I ran this track every Sunday back when.   It had gone through lots of ups and downs and deteriorated over the years until it was bought by a local business man/ car owner, several years ago and improvements make.   This nicely banked paperclip now hosts the weekly classes that ran at Silver Spring Speedway in Mechanicsburg PA.   The Sportsman class is a 2x4 box framed winged sprint car look alike with starters.   The fans and competitors of this class are a long storied and dedicated bunch.   It's good that they have found a solid home.

It felt good to race on this track again.    Denny had set me up with a great guy to crew the car.   Mike McConnell has a 305 that his son races but had the night free to help me.   We got a long great and got things set up to race.  

Still on rookie status, I would start last in all races but with 23 cars in the pits all would qualify.   
Hot laps went well as the track moisture got rolled off to form a low loose cushion.   
We took stagger out for the heat race as the dry surface was now exposed on the smooth track.    I ran the bottom mostly and tried the top but lost more time on top so I stayed on the bottom.   The motor ran smooth now and had good power on corner exit as I found the fuel sweet spot with the dial a jet.   Passed one car and found that having equal motors required exceptional chassis setup and skillful driving.

We changed air pressures, wing location (fixed) and shocks for the feature and started last.   By the time I got to the the fourth turn on the start, the pack had lifted so much dust that I couldn't see the car in front of me or the wall.   I was cautious for a couple laps until I could see.   Passed a car on the opening lap and chased the rest of the race gaining ground and losing it.   

After several cautions, the race ended and I was seventeenth by attrition.   I had fun and learned some things.   The water temp still got to 230 so I will have to spring for the $350 triple pass radiator to solve the problem. 

Williams Grove 4-13-2018

Red clay and old feelings.   I ran a URC/Patriot race eight or ten years ago here but this was like coming home.   A Pennsylvania crew of Denny Gross and Jim Miller helped in the pits with this newly assembled car and brand new 305 motor.   I didn't know what to expect from a 305 but I was pleasantly surprised with the power and speed although the motor was loading up a bit in the corners.   My fuel pump was putting out a little more than the one used on the dyno so fuel setting chart was off.  To compound the problem the water temp was 225 so I didn't want to go to a leaner setting.   The radiator worked great with the 360 but it turns out that for some reason all the 305 motors run hot and need a triple pass, thick radiator.

I didn't race in 2017.    I was in NY for the first 6 months helping care for my mother while she was recovering from an accident that led to kidney problems.   Then I had some property work to do before I got back to PA in October.  

Now I was in a fresh car and it only took a lap to feel reasonably comfortable on track but the car was a bit darty at times at the end of the straight and so I was cautious. 

Running with the PA Sprint Series (PASS), everyone is a rookie for the first 3 races and has to start last in all races.
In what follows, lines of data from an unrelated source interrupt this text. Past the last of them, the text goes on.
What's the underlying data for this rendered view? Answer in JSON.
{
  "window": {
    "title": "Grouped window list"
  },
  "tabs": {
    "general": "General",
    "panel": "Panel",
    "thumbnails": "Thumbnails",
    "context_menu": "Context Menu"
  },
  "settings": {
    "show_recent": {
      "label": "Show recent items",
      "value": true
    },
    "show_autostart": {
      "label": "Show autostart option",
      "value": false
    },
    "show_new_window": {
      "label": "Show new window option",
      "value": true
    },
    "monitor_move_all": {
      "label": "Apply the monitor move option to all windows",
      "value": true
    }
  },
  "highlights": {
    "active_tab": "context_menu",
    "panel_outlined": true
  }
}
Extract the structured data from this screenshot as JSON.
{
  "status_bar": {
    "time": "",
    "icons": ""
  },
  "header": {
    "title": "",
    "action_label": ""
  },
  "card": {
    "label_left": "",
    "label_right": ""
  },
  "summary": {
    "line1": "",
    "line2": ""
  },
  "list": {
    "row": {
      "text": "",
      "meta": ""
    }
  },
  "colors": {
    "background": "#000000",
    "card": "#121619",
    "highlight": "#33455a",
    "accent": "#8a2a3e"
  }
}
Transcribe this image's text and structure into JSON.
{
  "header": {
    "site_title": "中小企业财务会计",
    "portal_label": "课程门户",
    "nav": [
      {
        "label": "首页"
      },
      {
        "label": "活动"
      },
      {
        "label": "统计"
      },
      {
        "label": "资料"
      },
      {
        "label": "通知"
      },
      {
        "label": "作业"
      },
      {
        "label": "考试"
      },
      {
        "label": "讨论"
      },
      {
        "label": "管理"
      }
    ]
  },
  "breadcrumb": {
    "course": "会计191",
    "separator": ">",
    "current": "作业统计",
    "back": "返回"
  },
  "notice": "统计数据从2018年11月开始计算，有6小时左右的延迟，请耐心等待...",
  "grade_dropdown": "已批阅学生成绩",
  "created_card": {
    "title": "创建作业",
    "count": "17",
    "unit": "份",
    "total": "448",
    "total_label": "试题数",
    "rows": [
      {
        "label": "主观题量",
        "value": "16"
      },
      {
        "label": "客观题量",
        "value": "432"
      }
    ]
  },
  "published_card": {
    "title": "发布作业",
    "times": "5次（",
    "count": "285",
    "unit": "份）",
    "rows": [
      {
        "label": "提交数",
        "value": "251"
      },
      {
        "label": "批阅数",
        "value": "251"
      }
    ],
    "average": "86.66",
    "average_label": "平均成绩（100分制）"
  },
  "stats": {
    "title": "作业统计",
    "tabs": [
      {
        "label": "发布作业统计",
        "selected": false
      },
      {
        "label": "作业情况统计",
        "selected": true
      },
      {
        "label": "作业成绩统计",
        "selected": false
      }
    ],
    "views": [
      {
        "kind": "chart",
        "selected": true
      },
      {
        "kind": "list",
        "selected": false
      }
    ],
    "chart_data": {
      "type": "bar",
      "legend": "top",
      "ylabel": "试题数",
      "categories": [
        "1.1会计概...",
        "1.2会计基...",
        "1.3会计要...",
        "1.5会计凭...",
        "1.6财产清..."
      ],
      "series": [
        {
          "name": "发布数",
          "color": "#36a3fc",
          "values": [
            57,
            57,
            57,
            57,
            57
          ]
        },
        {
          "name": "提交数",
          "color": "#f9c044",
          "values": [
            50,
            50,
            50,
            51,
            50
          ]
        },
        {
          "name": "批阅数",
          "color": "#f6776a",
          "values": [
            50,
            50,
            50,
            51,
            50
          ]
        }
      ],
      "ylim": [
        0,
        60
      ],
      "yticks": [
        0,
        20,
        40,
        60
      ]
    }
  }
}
With 22 cars in the pits, everyone will qualify so this is my test and debugging race.

We took out some stagger for the heat but the car still changed lanes unexpectedly.  At entry the back end would step out and make the corner slower.    Then the loaded motor wouldn't clear until I hit the straight.   I could run with the car ahead but in order to pass, the car needs to roll in and stay straight.  

In the feature,  I passed a couple cars early on and traded places a few times.   The car was better with less stagger and the wing back. In PASS there is no onboard wing adjustment, it has to be set in the pits and you live with it for the rest of the race.   About half way in the feature the motor was hot and so I decided to pull in.

It felt good to run The Grove again.